The festival involves various rituals, with devotees creating images of Govardhan Hill from cow dung. Families adorn these images with miniature cow figures and grass, symbolizing trees and greenery. Fifty-six food items, known as chappan bhog, are prepared and offered during the festival. Devotees circumambulate the Govardhan Hill, participating in a ritual established by Chaitanya Mahaprabhu. The festival fosters a sense of community as families come together to celebrate their faith.

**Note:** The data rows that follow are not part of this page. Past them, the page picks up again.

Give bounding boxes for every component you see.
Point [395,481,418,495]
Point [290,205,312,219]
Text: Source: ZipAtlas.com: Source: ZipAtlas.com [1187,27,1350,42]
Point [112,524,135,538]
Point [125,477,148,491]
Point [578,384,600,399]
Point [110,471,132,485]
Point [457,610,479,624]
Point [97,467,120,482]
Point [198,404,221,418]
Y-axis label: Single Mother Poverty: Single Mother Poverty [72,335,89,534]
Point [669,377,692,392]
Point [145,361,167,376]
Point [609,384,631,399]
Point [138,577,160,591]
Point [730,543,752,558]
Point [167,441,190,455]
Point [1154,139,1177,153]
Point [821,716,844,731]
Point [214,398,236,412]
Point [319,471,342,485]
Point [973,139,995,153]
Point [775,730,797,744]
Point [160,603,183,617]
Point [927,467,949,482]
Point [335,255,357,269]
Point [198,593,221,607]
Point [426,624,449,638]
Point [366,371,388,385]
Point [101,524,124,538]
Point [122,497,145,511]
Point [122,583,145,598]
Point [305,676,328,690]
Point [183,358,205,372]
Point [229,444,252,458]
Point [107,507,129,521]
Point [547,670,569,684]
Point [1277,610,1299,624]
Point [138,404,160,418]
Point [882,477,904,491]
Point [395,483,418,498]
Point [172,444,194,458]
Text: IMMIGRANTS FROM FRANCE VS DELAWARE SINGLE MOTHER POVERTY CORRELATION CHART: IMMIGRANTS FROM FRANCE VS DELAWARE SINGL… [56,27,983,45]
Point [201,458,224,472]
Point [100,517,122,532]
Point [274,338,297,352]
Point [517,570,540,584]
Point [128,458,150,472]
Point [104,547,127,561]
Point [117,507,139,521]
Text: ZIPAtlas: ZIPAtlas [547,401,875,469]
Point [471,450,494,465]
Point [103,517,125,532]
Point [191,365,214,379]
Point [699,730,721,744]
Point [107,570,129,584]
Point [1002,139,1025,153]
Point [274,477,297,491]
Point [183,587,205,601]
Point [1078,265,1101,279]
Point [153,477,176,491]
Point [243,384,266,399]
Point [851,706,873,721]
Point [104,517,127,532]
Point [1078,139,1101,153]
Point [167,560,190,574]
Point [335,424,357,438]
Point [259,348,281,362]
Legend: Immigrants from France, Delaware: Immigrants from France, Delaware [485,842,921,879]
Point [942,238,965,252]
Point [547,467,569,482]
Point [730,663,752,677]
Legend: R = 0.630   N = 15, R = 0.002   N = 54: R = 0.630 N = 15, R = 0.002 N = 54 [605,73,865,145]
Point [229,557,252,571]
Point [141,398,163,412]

Govardhan Puja: A Ritual Within Annakut

Govardhan Puja is a principal ritual performed during Annakut, with different variants of the ritual described. One variant involves creating a cow dung representation of Lord Krishna, decorating it with earthen lamps, seenkh, and candles. Devotees then worship the structure and feed it, followed by a fasting period for the ladies. This ritual is a symbolic reenactment of Krishna’s protection of the villagers.

Main Annakut Festival Celebrations

Annakut is celebrated as a part of Diwali, and Hindus worldwide actively participate in the festivities. The festival is an occasion to transmit religious and cultural values to children, seek forgiveness from God, and express devotion. Diyas and rangoli, decorative art on the ground, add to the festive atmosphere. Devotees offer a vast array of vegetarian foods to deities, with the festival being associated most often with Lord Krishna.

Record-Breaking Annakut Celebrations

The Guinness World Record for the largest Annakut ever held was set in 2019 at BAPS Atladra Mandir in Gujarat, with over 3500 vegetarian dishes. This achievement reflects the grand scale on which devotees come together to celebrate their faith and express gratitude.

Thaal and Devotional Hymns

In Swaminarayan mandirs, the celebration continues with the singing of thaal – kirtans or devotional hymns that describe the food items and express prayers to the deities. This musical offering lasts for about an hour and is followed by a grand arti. Devotees then perform puja and circumambulate the deities and the offered food. The sanctified food, known as prasad, is distributed to devotees in the evening.

Vishvakarma Puja: Reverence to Tools and Machinery

On the day of Annakut, some craftsmen pay reverence to their tools and machinery, observing Vishvakarma Puja. This ritual underscores the holistic nature of the festival, encompassing not only spiritual but also practical aspects of life.


In essence, the Govardhan Puja and Annakut Festival are a celebration of faith, gratitude, and community. The vibrant rituals, devotional hymns, and grand feasts contribute to the cultural richness of Hindu traditions. The festival serves as a reminder of the divine protection offered to those who take refuge in God, making it a cherished and spiritually significant occasion for Hindus worldwide.